O Projeto Grindhouse de Tarantino/Rodriguez não foi um sucesso de público, mas conseguiu alavancar a feitura de um filme derivado de um de seus trailers fakes, que eram exibidos entre os episódios. Este Machete é um pastiche por completo, a começar pelo seu protagonista, o sexagenário e coadjuvante de inúmeros filmes de brucutu – e colaborador de quase toda a filmografia de Robert Rodriguez – Danny Trejo, numa clara alusão humorística aos heróis de ação e claro, com uma violência exageradíssima e repleta de testosterona.
O personagem principal é resignado, aparenta querer ser deixado em paz, escondendo dentro de si uma incômoda espera a um novo chamado à ventura – a oportunidade de retornar ao seu estado normal e à natureza de seus atos violentos. Seu código ético é incorruptível, busca justiça acima de tudo, mas não é seduzido pelo moralismo estúpido, e tem na vingança – por sua esposa morta – a grande motivação da sua vida. Mais clichê impossível, mas ainda assim, é bastante ousado.
Há uma discussão óbvia sobre o tratamento dado pelos americanos aos imigrantes ilegais, usando-se de arquétipos absurdamente caricatos e maniqueístas, mas que escancara através do absurdo idealizado uma realidade dura e cruel. O estrangeiro é demonizado, comparado a inimigos do Estado como Saddam Hussein, e são até alcunhados como terroristas pelos antagonistas do herói da jornada.
Mas é obvio que quem assiste Machete procura a plasticidade das mortes que Rodriguez sabe registrar como ninguém, e isso ocorre das mais variadas maneiras e formatos. Machete está acostumado a ser sabotado e sua recuperação dos ferimentos é praticamente automática, ele fica invisível debaixo de uma maca de enfermaria, o que faz crer que ele possua superpoderes. A cena do rapel de tripas tornou-se um clássico instantâneo na época e produz a mesma hilaridade hoje. As outras gags de humor também são muito bem feitas – o comercial de Osiris Amanpour (Tom Savini) são demais, aliás o personagem some da tela do nada, sem nenhuma preocupação com explicação. Há baseados mexicanos gigantes da espessura de charutos cubanos, as propagandas eleitorais do senador McLaughlin (De Niro), exaltando seu combate aos chicanos, comparando-os a pragas, o retorno com os personagens de Planeta Terror (o Doutor Felix e as gêmeas Electra e Elisa Avellan), os capangas arrependidos, com um discurso pró-imigrantes, os cortes rápidos em uma cena de Jessica Alba falando ao telefone imóvel, mas com a câmera mudando o ângulo a todo o momento, sem nenhum bom motivo aparente – tudo é pretexto para fazer piada, não dá para levar a sério um filme em momento nenhum.

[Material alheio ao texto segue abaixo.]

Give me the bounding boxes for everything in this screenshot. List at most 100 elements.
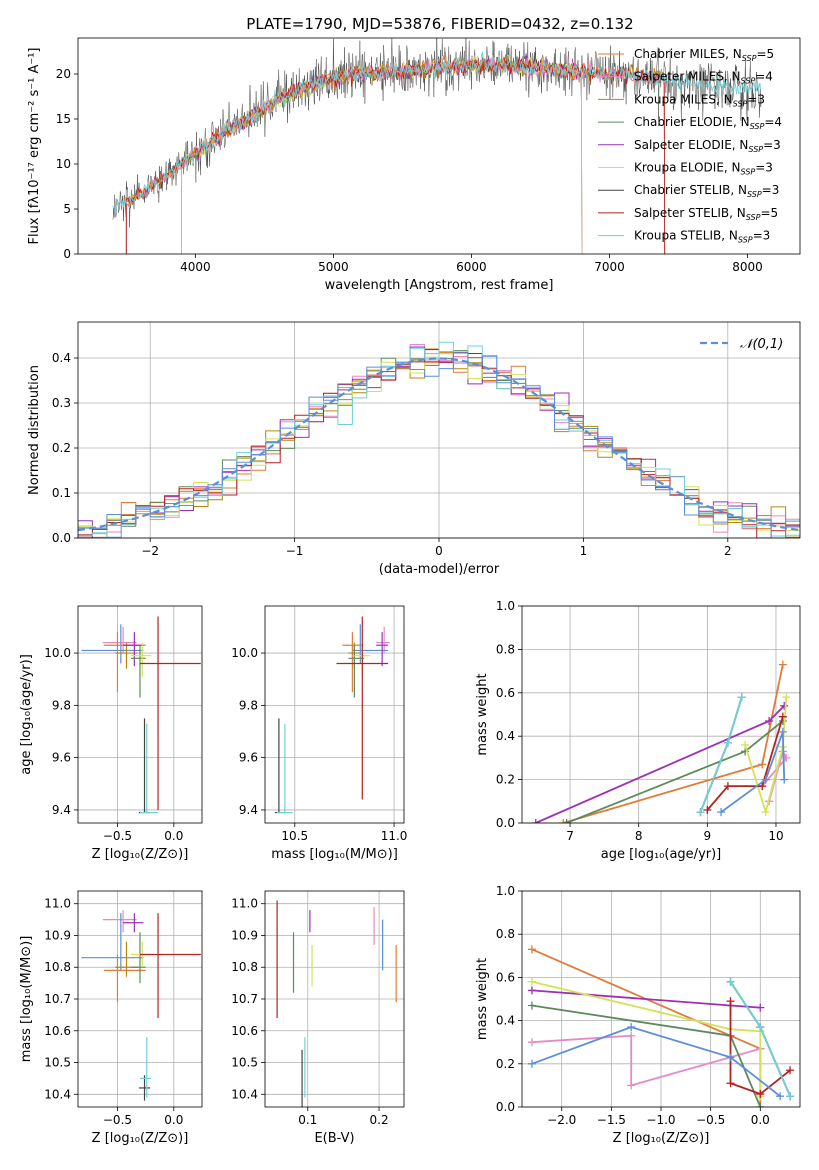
legend-entry: Chabrier MILES, NSSP=5 [634,47,774,63]
weight-line [706,716,784,811]
histogram-step-8 [78,351,800,538]
y-tick-label: 0.0 [496,816,515,830]
spectrum-line-kroupa-elodie [181,54,583,254]
weight-line [531,980,762,1097]
plot-area [81,910,201,1101]
y-tick-label: 9.8 [52,698,71,712]
x-tick-label: 0.0 [164,829,183,843]
x-tick-label: −0.5 [103,1113,132,1127]
weight-marker [527,1038,536,1047]
y-tick-label: 0.0 [496,1100,515,1114]
weight-marker [776,1092,785,1101]
weight-marker [778,660,787,669]
y-tick-label: 10.7 [231,992,258,1006]
weight-marker [527,986,536,995]
legend-entry-count: =3 [753,229,771,243]
errorbar-point [274,718,285,814]
y-tick-label: 10.9 [231,928,258,942]
x-tick-label: 9 [704,829,712,843]
y-axis-label: mass weight [475,958,490,1040]
y-tick-label: 11.0 [231,897,258,911]
legend-subscript: SSP [741,77,756,86]
y-tick-label: 9.6 [52,751,71,765]
mass-vs-metallicity-panel: −0.5 0.0 10.4 10.5 10.6 10.7 10.8 10.9 11.0 Z [lo… [19,890,203,1146]
y-tick-label: 9.6 [239,751,258,765]
x-axis-label: wavelength [Angstrom, rest frame] [325,278,554,293]
y-tick-label: 0.4 [496,729,515,743]
weight-line [531,989,761,1009]
x-tick-label: −0.5 [103,829,132,843]
weight-marker [696,808,705,817]
legend-subscript: SSP [733,99,748,108]
legend-subscript: SSP [747,190,762,199]
errorbar-point [376,632,389,667]
weight-marker [527,1059,536,1068]
plot-area [527,945,795,1107]
weight-marker [780,775,789,784]
errorbar-point [130,645,146,698]
weight-marker [756,1003,765,1012]
legend-entry-label: Salpeter STELIB, N [634,206,746,220]
y-axis-label: age [log₁₀(age/yr)] [19,654,34,775]
x-tick-label: −1.0 [646,1113,675,1127]
weight-marker [786,1066,795,1075]
x-tick-label: 7 [566,829,574,843]
weight-line [531,1026,781,1097]
x-axis-label: mass [log₁₀(M/M⊙)] [271,847,398,862]
y-tick-label: 10.8 [231,960,258,974]
legend-subscript: SSP [742,54,757,63]
x-tick-label: 6000 [456,260,487,274]
mass-vs-ebv-panel: 0.1 0.2 10.4 10.5 10.6 10.7 10.8 10.9 11.0 E(B-V) [231,890,405,1146]
weight-marker [531,819,540,823]
legend-entry-label: Kroupa ELODIE, N [634,161,741,175]
legend-entry-label: Chabrier MILES, N [634,47,742,61]
spectrum-line-chabrier-elodie [181,54,583,254]
legend-entry: Salpeter ELODIE, NSSP=3 [634,138,781,154]
weight-line [531,1034,761,1087]
x-tick-label: −1 [286,544,304,558]
y-axis-label: Flux [fλ10⁻¹⁷ erg cm⁻² s⁻¹ A⁻¹] [27,48,42,245]
legend-entry-label: Kroupa STELIB, N [634,229,738,243]
x-tick-label: 7000 [594,260,625,274]
errorbar-point [81,624,144,664]
y-tick-label: 10.6 [231,1024,258,1038]
errorbar-point [130,642,152,677]
y-tick-label: 0.4 [496,1014,515,1028]
legend-entry: Kroupa MILES, NSSP=3 [634,92,765,108]
errorbar-point [140,723,159,814]
y-tick-label: 5 [63,202,71,216]
residual-histogram-panel: −2 −1 0 1 2 0.0 0.1 0.2 0.3 0.4 (data-model)/error… [27,321,801,577]
weight-vs-age-panel: 7 8 9 10 0.0 0.2 0.4 0.6 0.8 1.0 age [log₁₀(age/yr… [475,599,801,862]
x-tick-label: −2.0 [547,1113,576,1127]
weight-marker [756,1023,765,1032]
legend-entry: Kroupa STELIB, NSSP=3 [634,229,770,245]
errorbar-point [115,941,138,977]
y-tick-label: 0.8 [496,927,515,941]
y-tick-label: 1.0 [496,884,515,898]
weight-marker [756,1090,765,1099]
errorbar-point [276,723,293,814]
legend-entry-count: =4 [755,70,773,84]
x-axis-label: Z [log₁₀(Z/Z⊙)] [92,847,189,862]
weight-marker [723,738,732,747]
legend-entry-count: =4 [764,115,782,129]
legend-entry-count: =3 [747,92,765,106]
x-tick-label: 0.1 [298,1113,317,1127]
y-tick-label: 0.6 [496,970,515,984]
x-axis-label: (data-model)/error [379,562,500,577]
spectrum-line-kroupa-stelib [112,51,762,213]
errorbar-point [102,626,137,654]
errorbar-point [138,718,151,814]
y-tick-label: 0.4 [52,351,71,365]
y-axis-label: mass [log₁₀(M/M⊙)] [19,936,34,1063]
x-tick-label: 10.5 [281,829,308,843]
weight-marker [627,1081,636,1090]
plot-area [78,341,800,538]
weight-marker [758,760,767,769]
weight-marker [627,1023,636,1032]
legend-subscript: SSP [750,122,765,131]
y-tick-label: 0.2 [496,1057,515,1071]
weight-marker [761,775,770,784]
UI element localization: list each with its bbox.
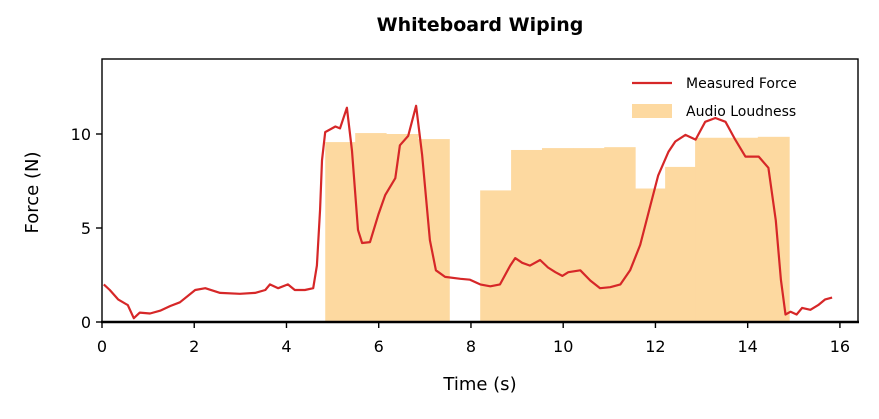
audio-loudness-bar (480, 190, 512, 322)
audio-loudness-bar (604, 147, 636, 322)
audio-loudness-bar (355, 133, 387, 322)
x-tick-label: 12 (645, 337, 665, 356)
measured-force-line (103, 104, 833, 320)
audio-loudness-bar (726, 137, 759, 322)
x-axis: 0 2 4 6 8 10 12 14 16 (97, 322, 850, 356)
x-tick-label: 0 (97, 337, 107, 356)
y-axis-label: Force (N) (22, 152, 43, 234)
audio-loudness-bar (635, 188, 666, 322)
x-tick-label: 4 (281, 337, 291, 356)
legend-background (622, 66, 852, 126)
legend-label-audio: Audio Loudness (686, 104, 796, 120)
y-tick-label: 5 (81, 219, 91, 238)
audio-loudness-bar (541, 148, 574, 322)
y-axis: 0 5 10 (71, 125, 102, 332)
audio-loudness-bar (511, 149, 543, 322)
audio-loudness-bar (695, 137, 728, 322)
y-tick-label: 0 (81, 313, 91, 332)
x-tick-label: 10 (553, 337, 573, 356)
x-tick-label: 2 (189, 337, 199, 356)
x-axis-label: Time (s) (442, 374, 516, 395)
audio-loudness-bar (757, 136, 790, 322)
legend: Measured Force Audio Loudness (632, 76, 797, 120)
chart-title: Whiteboard Wiping (376, 14, 584, 36)
audio-loudness-bar (325, 142, 356, 322)
x-tick-label: 8 (466, 337, 476, 356)
legend-label-force: Measured Force (686, 76, 797, 92)
audio-loudness-bars (325, 133, 790, 322)
legend-bar-swatch (632, 104, 672, 118)
audio-loudness-bar (386, 134, 419, 322)
x-tick-label: 6 (374, 337, 384, 356)
y-tick-label: 10 (71, 125, 91, 144)
x-tick-label: 16 (830, 337, 850, 356)
audio-loudness-bar (573, 148, 605, 322)
x-tick-label: 14 (738, 337, 758, 356)
audio-loudness-bar (665, 166, 696, 322)
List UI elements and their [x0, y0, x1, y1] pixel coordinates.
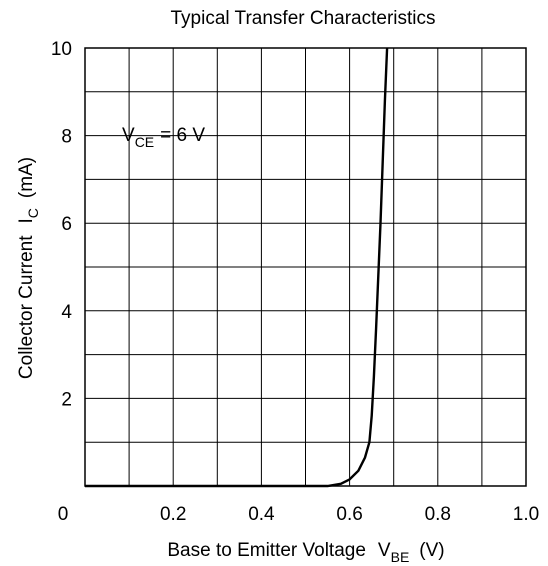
y-tick-label: 6 — [61, 214, 72, 235]
x-axis-label-main: Base to Emitter Voltage — [167, 540, 366, 561]
vce-value: = 6 V — [160, 125, 205, 146]
x-tick-label: 0.2 — [160, 504, 186, 525]
y-axis-label: Collector Current IC (mA) — [16, 157, 41, 379]
x-axis-label: Base to Emitter Voltage VBE (V) — [167, 540, 444, 565]
y-axis-subscript: C — [25, 208, 41, 218]
vce-symbol: V — [122, 125, 135, 146]
x-axis-subscript: BE — [391, 549, 410, 565]
x-tick-labels: 0 0.2 0.4 0.6 0.8 1.0 — [58, 504, 540, 525]
y-tick-labels: 2 4 6 8 10 — [51, 39, 73, 410]
x-tick-label: 1.0 — [513, 504, 539, 525]
y-tick-label: 4 — [61, 302, 72, 323]
x-tick-label: 0.8 — [425, 504, 451, 525]
vce-annotation: VCE = 6 V — [122, 125, 205, 150]
chart-title: Typical Transfer Characteristics — [170, 8, 435, 29]
y-tick-label: 8 — [61, 127, 72, 148]
x-axis-symbol: V — [378, 540, 391, 561]
y-tick-label: 10 — [51, 39, 72, 60]
y-axis-unit: (mA) — [16, 157, 37, 198]
x-tick-label: 0 — [58, 504, 69, 525]
x-tick-label: 0.4 — [248, 504, 275, 525]
x-axis-unit: (V) — [419, 540, 444, 561]
grid-lines — [85, 48, 526, 486]
y-tick-label: 2 — [61, 389, 72, 410]
vce-subscript: CE — [135, 134, 154, 150]
series-line — [85, 47, 389, 488]
y-axis-label-main: Collector Current — [16, 235, 37, 379]
y-axis-symbol: I — [16, 218, 37, 223]
x-tick-label: 0.6 — [336, 504, 362, 525]
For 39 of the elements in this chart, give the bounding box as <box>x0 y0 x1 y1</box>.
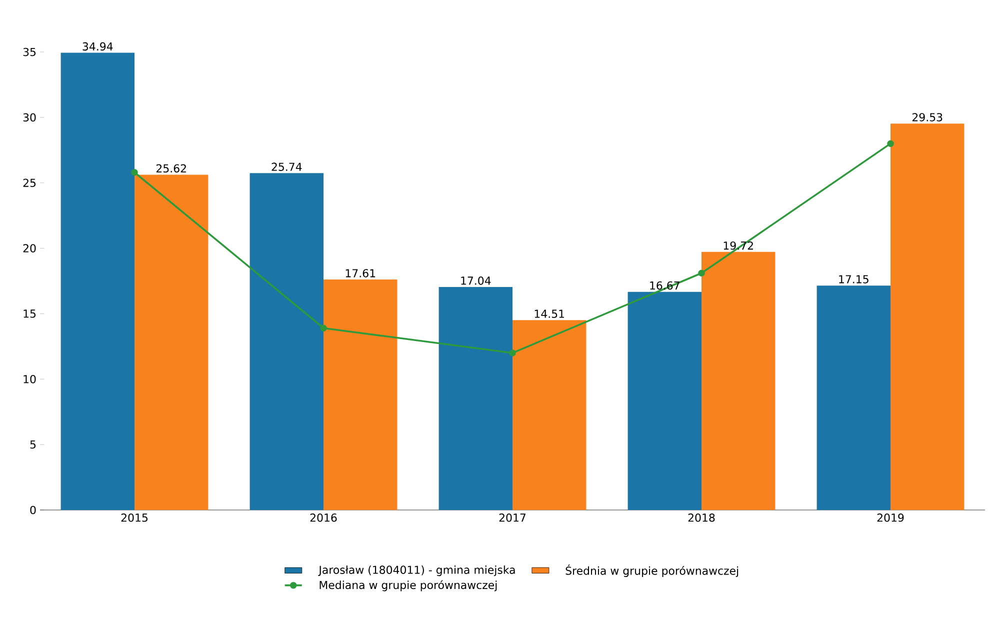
y-tick-label: 5 <box>30 440 36 449</box>
point <box>320 324 327 332</box>
data-label: 17.04 <box>461 276 491 285</box>
bar <box>60 52 135 510</box>
y-tick-label: 0 <box>30 506 36 514</box>
point <box>698 270 705 277</box>
x-tick-label: 2015 <box>121 514 148 522</box>
bar <box>890 124 964 510</box>
legend-label: Jarosław (1804011) - gmina miejska <box>318 565 515 576</box>
data-label: 17.15 <box>839 275 868 284</box>
y-tick-label: 35 <box>23 48 36 56</box>
bar <box>250 173 324 510</box>
bar <box>702 252 776 510</box>
bar <box>816 286 891 510</box>
data-label: 34.94 <box>82 42 113 51</box>
x-tick-label: 2016 <box>310 514 337 522</box>
data-label: 29.53 <box>912 113 942 122</box>
bar <box>438 287 513 510</box>
point <box>131 168 138 176</box>
y-tick-label: 30 <box>23 113 36 122</box>
point <box>509 350 516 356</box>
data-label: 14.51 <box>534 310 564 318</box>
y-tick-label: 20 <box>23 244 36 252</box>
point <box>887 140 894 147</box>
bar <box>628 292 702 510</box>
data-label: 25.62 <box>156 164 186 173</box>
bar <box>134 174 208 510</box>
y-tick-label: 25 <box>23 178 36 187</box>
data-label: 25.74 <box>272 162 302 171</box>
bar <box>324 280 398 510</box>
data-label: 17.61 <box>346 269 376 278</box>
x-tick-label: 2018 <box>688 514 715 522</box>
bar <box>512 320 586 510</box>
y-tick-label: 15 <box>24 310 36 318</box>
y-tick-label: 10 <box>24 374 36 384</box>
legend-label: Średnia w grupie porównawczej <box>566 564 738 577</box>
x-tick-label: 2019 <box>877 514 904 522</box>
legend-label: Mediana w grupie porównawczej <box>320 580 497 592</box>
x-tick-label: 2017 <box>499 514 526 522</box>
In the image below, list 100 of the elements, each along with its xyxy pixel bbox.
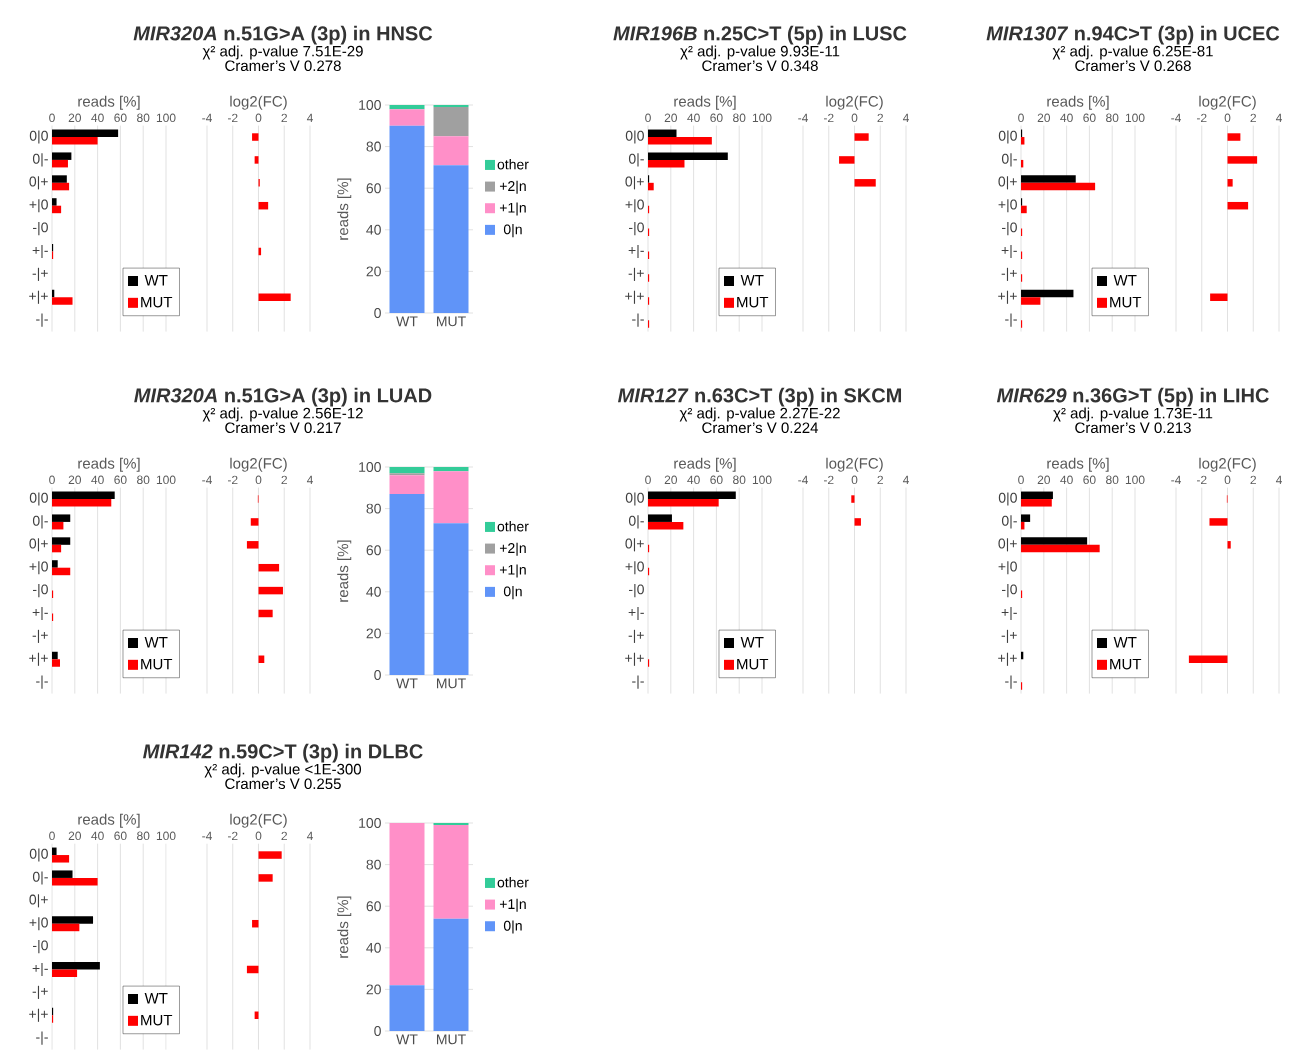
y-tick-label: +|0	[625, 199, 644, 213]
bar	[648, 137, 712, 145]
x-tick-label: -2	[823, 113, 834, 123]
x-tick-label: 100	[156, 113, 176, 123]
x-tick-label: 2	[877, 113, 883, 123]
y-tick-label: -|+	[628, 267, 644, 281]
y-tick-label: 40	[366, 942, 381, 953]
bar	[433, 918, 469, 1031]
x-axis-title: log2(FC)	[1199, 95, 1256, 110]
x-tick-label: 0	[49, 475, 55, 485]
x-axis-title: log2(FC)	[826, 95, 883, 110]
y-tick-label: 100	[359, 100, 381, 110]
bar	[258, 247, 262, 256]
legend-label: MUT	[1110, 658, 1142, 670]
bar	[1021, 297, 1041, 305]
x-tick-label: -4	[202, 831, 212, 841]
text: Cramer’s V 0.217	[225, 422, 341, 434]
legend-label: WT	[144, 993, 168, 1004]
x-tick-label: 80	[1106, 113, 1119, 123]
bar	[433, 165, 469, 313]
bar	[433, 823, 469, 826]
x-tick-label: 0	[645, 113, 651, 123]
text: Cramer’s V 0.278	[225, 60, 341, 72]
x-tick-label: 40	[687, 475, 700, 485]
y-tick-label: 100	[359, 818, 381, 828]
bar	[433, 136, 469, 166]
x-tick-label: 60	[710, 113, 723, 123]
bar	[389, 473, 425, 476]
x-axis-title: log2(FC)	[1199, 457, 1256, 472]
x-tick-label: 60	[710, 475, 723, 485]
y-tick-label: -|0	[629, 222, 644, 236]
y-tick-label: -|+	[32, 267, 48, 281]
x-axis-title: reads [%]	[674, 457, 736, 472]
chart-title: MIR142 n.59C>T (3p) in DLBC	[143, 743, 423, 763]
y-tick-label: -|0	[33, 222, 48, 236]
bar	[389, 104, 425, 110]
y-tick-label: 0|+	[625, 538, 644, 552]
x-axis-title: reads [%]	[674, 95, 736, 110]
bar	[52, 514, 71, 522]
x-tick-label: -2	[227, 831, 238, 841]
x-axis-title: log2(FC)	[826, 457, 883, 472]
bar	[1021, 137, 1025, 145]
x-tick-label: 0	[255, 113, 262, 123]
bar	[1021, 514, 1031, 522]
x-axis-title: reads [%]	[1047, 457, 1109, 472]
x-tick-label: 100	[1125, 475, 1145, 485]
x-tick-label: -2	[1196, 475, 1207, 485]
x-tick-label: 100	[1125, 113, 1145, 123]
x-axis-title: reads [%]	[1047, 95, 1109, 110]
y-tick-label: 20	[366, 984, 381, 995]
y-tick-label: -|+	[1001, 267, 1017, 281]
bar	[52, 537, 71, 545]
bar	[258, 201, 269, 210]
x-tick-label: 80	[1106, 475, 1119, 485]
bar	[648, 152, 728, 160]
y-tick-label: 60	[366, 901, 381, 912]
legend-label: WT	[144, 275, 168, 286]
y-tick-label: 0|-	[32, 871, 48, 885]
x-tick-label: 4	[902, 113, 909, 123]
legend-label: +1|n	[499, 564, 526, 578]
y-tick-label: 0|0	[29, 848, 48, 862]
bar	[258, 586, 283, 595]
y-tick-label: 100	[359, 462, 381, 472]
legend-label: other	[497, 159, 529, 170]
y-tick-label: 0|+	[625, 176, 644, 190]
x-tick-label: -4	[202, 113, 212, 123]
chart-subtitle: χ² adj. p-value 2.56E-12	[202, 407, 363, 422]
bar	[52, 916, 94, 924]
x-tick-label: -4	[798, 113, 808, 123]
y-tick-label: 0|-	[1001, 515, 1017, 529]
x-tick-label: 80	[733, 113, 746, 123]
text: Cramer’s V 0.224	[702, 422, 819, 434]
legend-label: WT	[740, 637, 764, 648]
bar	[1021, 205, 1027, 214]
x-axis-title: log2(FC)	[230, 813, 287, 828]
x-tick-label: 4	[1275, 475, 1282, 485]
x-tick-label: -2	[823, 475, 834, 485]
y-tick-label: -|-	[36, 675, 48, 689]
legend-label: other	[497, 521, 529, 532]
x-tick-label: 80	[137, 475, 150, 485]
x-tick-label: 0	[255, 475, 262, 485]
y-tick-label: 0	[374, 1026, 381, 1036]
x-tick-label: 20	[68, 113, 82, 123]
legend-label: MUT	[141, 1014, 173, 1026]
y-tick-label: 0|+	[998, 176, 1017, 190]
bar	[433, 471, 469, 524]
bar	[52, 847, 57, 856]
y-tick-label: -|+	[32, 985, 48, 999]
y-tick-label: +|0	[29, 917, 48, 931]
text: Cramer’s V 0.268	[1075, 60, 1191, 72]
bar	[389, 466, 425, 474]
y-tick-label: -|0	[1002, 584, 1017, 598]
bar	[52, 297, 73, 305]
y-axis-title: reads [%]	[337, 540, 352, 602]
bar	[52, 182, 70, 191]
legend-label: 0|n	[503, 586, 522, 600]
bar	[250, 518, 259, 526]
bar	[52, 870, 73, 878]
y-tick-label: 0|0	[998, 130, 1017, 144]
x-tick-label: 40	[1060, 475, 1073, 485]
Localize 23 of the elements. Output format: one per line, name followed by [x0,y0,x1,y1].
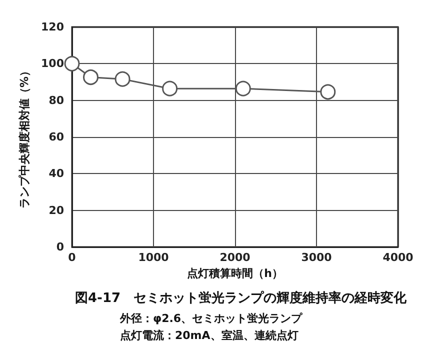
y-tick-label: 120 [41,20,64,34]
point [235,80,251,96]
y-tick-label: 0 [56,240,64,254]
x-tick-label: 2000 [220,251,251,264]
point [320,84,336,100]
point [83,69,98,85]
y-axis-title: ランプ中央輝度相対値（%） [18,65,32,209]
point [64,56,80,72]
y-tick-label: 80 [48,94,64,107]
point [114,71,130,87]
y-tick-label: 60 [48,130,64,144]
y-tick-label: 20 [48,204,64,217]
x-tick-label: 0 [68,251,76,264]
y-tick-label: 100 [41,57,64,70]
x-axis-title: 点灯積算時間（h） [187,266,283,280]
y-tick-label: 40 [48,167,64,180]
x-tick-label: 3000 [301,251,332,264]
text: 点灯電流：20mA、室温、連続点灯 [120,329,298,342]
x-tick-label: 1000 [138,251,170,264]
x-tick-label: 4000 [382,251,414,264]
text: 図4-17 セミホット蛍光ランプの輝度維持率の経時変化 [75,290,408,306]
text: 外径：φ2.6、セミホット蛍光ランプ [119,312,304,325]
point [162,80,178,96]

O personagem de Jeff Fahey, Michael Booth, conta todos os detalhes dos seu planos, tem uma boca aberta conveniente especialmente quando está sendo filmado, fato que também é muito engraçado. A batalha final é uma farofada enorme, tem de tudo, gente com carrinho de sorvete, ambulância assassina, escrotos se redimindo e voltando-se “para o bem”, ataque aéreo de moto. Até o desfecho épico para o personagem de Steven Seagal é perfeito, pois resume a sua carreira de “sujeito invencível e intransponível”, sendo somente ele um adversário a altura de seu próprio desafio, mas que sucumbe diante do que é justo.
Atrás de toda essa capa de filme B, trash e de baixo custo com orçamento milionário, há um conteúdo forte de contestação. She de Michelle Rodriguez é um dos poucos personagens que se permitem ter um background decente. Suas motivações são nobres e óbvias, o que reforça ainda mais a escolha do roteiro por arquétipos prontos, montados para passar a ideia central. Ela veste a máscara de mentor e é um dos motivos de Machete reacender em si a vontade de agir a favor da justiça. Rodriguez – junto com Ethan Maniquis, também editor de Planeta Terror – traz um exemplar competente de exploitation e com uma temática presente em muitos dos seus filmes, a ode ao seu povo nativo e a valorização do imigrante ao território americano, em especial os mexicanos.